Words like “try.” Either you do something or you do not do something–trying to do something amounts to nothing. The fact that we tried to do something is entirely different and valuable to our experience but it cannot ever be construed to be the same thing as doing something. When we say we are going to “try” to do this or that–we are already starting with a defeatist attitude. Doing and not doing is what is important.
But today I want to talk about the phrase “common-sense.”
There never has been, never can be, and likely never will be “common-sense.”
I am not sure how this myth has taken such a hold on the way we look at things, but it is something we hear almost every day.
So let’s pick-on common-sense a bit and see if it is something we can choose to eliminate from our vocabulary.
Don’t get me wrong—I WISH with all my heart that there was such an animal. Unfortunately is a bit like relying on a Carrier Pigeon to take a message across the country for you—but at least Carrier Pigeons actually did exist once.
We can look up “common-sense” in the dictionary or Wikipedia and learn quite a bit about how this term has evolved and how it has been discussed by the brightest minds for hundreds of years. There has been a yearning to prove that there was such a thing, but all these discussions always seem to devolve into narrow thinking–thinking that comes closer to fitting the wishes of the thinker than anything universal.
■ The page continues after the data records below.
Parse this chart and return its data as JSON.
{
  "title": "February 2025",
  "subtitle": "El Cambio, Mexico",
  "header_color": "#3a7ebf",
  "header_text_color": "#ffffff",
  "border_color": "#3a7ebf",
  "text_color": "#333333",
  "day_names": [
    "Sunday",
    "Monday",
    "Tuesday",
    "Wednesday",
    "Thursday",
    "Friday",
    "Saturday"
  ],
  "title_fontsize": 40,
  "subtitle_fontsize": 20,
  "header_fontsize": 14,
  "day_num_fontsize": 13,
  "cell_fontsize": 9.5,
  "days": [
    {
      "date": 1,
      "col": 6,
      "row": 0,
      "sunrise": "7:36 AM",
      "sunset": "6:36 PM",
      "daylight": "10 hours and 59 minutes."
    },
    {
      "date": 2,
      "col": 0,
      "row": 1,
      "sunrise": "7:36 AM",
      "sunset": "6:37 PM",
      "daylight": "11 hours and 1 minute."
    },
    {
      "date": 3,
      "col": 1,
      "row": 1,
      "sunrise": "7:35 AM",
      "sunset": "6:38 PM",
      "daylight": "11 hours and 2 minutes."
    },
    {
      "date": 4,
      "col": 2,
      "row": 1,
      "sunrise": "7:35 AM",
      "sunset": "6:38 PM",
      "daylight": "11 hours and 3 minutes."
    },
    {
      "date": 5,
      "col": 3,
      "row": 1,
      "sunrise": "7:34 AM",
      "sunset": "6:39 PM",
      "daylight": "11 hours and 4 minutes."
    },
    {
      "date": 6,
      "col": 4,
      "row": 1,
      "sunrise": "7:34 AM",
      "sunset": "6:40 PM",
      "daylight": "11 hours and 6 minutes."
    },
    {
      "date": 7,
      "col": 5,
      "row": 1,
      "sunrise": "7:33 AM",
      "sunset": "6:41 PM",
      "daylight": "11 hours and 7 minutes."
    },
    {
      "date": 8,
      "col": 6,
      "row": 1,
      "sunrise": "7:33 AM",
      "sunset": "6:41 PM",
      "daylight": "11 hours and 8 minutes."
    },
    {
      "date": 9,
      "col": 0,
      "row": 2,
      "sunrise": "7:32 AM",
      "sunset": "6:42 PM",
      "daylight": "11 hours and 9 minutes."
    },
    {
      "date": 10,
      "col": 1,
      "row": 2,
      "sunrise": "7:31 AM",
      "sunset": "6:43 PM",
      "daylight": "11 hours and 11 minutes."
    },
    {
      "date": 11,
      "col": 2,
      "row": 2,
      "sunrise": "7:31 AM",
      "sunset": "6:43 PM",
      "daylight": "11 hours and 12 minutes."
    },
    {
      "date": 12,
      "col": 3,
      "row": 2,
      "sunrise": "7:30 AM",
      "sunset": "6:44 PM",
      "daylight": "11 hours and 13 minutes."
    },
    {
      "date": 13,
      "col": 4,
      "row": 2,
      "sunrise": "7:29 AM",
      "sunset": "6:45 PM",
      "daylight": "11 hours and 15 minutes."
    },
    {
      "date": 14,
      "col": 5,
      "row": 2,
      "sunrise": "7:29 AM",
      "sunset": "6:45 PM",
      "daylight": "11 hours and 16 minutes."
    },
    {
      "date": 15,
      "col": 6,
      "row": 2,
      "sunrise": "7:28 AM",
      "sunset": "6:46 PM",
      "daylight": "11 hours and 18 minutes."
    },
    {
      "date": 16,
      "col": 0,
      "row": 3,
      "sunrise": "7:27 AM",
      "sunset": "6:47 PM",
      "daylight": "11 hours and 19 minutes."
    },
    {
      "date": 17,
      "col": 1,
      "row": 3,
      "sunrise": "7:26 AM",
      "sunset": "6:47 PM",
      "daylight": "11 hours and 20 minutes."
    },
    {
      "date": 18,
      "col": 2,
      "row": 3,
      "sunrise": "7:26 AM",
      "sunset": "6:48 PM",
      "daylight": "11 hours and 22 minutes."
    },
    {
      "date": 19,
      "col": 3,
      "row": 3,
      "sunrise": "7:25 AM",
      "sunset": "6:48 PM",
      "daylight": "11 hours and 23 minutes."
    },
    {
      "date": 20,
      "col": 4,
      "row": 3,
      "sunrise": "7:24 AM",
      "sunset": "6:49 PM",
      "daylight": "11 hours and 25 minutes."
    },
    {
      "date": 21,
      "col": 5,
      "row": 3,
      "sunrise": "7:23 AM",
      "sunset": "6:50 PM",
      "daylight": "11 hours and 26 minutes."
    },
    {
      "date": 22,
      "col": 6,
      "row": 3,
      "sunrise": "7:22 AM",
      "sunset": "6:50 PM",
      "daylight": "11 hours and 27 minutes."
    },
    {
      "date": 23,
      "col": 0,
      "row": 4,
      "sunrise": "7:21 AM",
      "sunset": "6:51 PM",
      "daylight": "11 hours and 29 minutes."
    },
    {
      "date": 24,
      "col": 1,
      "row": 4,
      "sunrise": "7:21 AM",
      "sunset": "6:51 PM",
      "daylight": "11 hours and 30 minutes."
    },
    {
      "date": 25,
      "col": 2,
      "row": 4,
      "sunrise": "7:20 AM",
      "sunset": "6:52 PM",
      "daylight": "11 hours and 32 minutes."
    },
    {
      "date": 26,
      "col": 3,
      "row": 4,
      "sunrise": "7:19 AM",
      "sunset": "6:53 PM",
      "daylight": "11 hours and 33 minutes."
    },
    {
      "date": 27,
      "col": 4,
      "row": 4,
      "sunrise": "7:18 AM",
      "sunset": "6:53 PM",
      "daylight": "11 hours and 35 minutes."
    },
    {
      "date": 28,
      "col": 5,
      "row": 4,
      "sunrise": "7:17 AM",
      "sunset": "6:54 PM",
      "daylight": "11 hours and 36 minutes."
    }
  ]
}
The reality is that common-sense is more likely to promote all the social ills that we could also do so well without, than it will ever come to bringing us closer to a common way of thinking. Things like elitism, sexism, nationalism, racism and a host of other prejudices are supported by the concept of common-sense. For example the notion of what constitutes common-sense to a Muslim may be radically different than what constitutes common-sense to a Catholic, or a Protestant. And guess what, “miraculously,” each ones version is the correct one.
Interestingly enough, much of this thinking is devoid of “science.” After all, if what we say cannot be supported by science, by empirical evidence, tested over time—it is merely wishful thinking and fantasy–not common-sense. In this sense even widespread public “agreement” cannot be used to define common-sense. Scary perhaps, but this is the state of our current evolution–or as some would argue–devolution.
Common-sense is not what is missing in our world–what is missing is a yearning for scientific truth.
As near as I can tell, common-sense has zero chance of sorting out the differences of opinions between Muslims and Christians, or Republicans and Democrats.
If we are killing each other over things that cannot be figured out scientifically, that simply defines us all as idiots–savants or otherwise.
As a home inspector, I hear the phrase often when we are baffled as to how someone could install, build or remodel something so poorly. This is interesting in light of the fact almost nothing about house construction is common knowledge, in the sense that anyone was born knowing how to do it. Everything takes education, training—sometimes considerable amounts of education and training. So what is missing? Science. That is what education and training are—or at least can be.
One of my favorite examples of both common-sense gone wrong, but also education and training gone wrong, is when how to build something is passed down from father to son to son to son. It becomes a matter of not only being the way the person has always done it but the way that person’s great, great grandfather did it as well. It matters little to this person that it does not meet code, or was even wrong back when great, great granddad did it. Mantras are like that.
The human brain seems to want things to be forever—this is the insidious goal of “common-sense.” Education and scientific thought allows for change as new information is learned—nothing is set in stone—but in an ideal world it is always going to be subject to scrutiny. We must always be willing to throw aside what no longer works and embrace what does. Common Sense is not flexible and we can see first hand the repercussions of this inflexibility all around the world.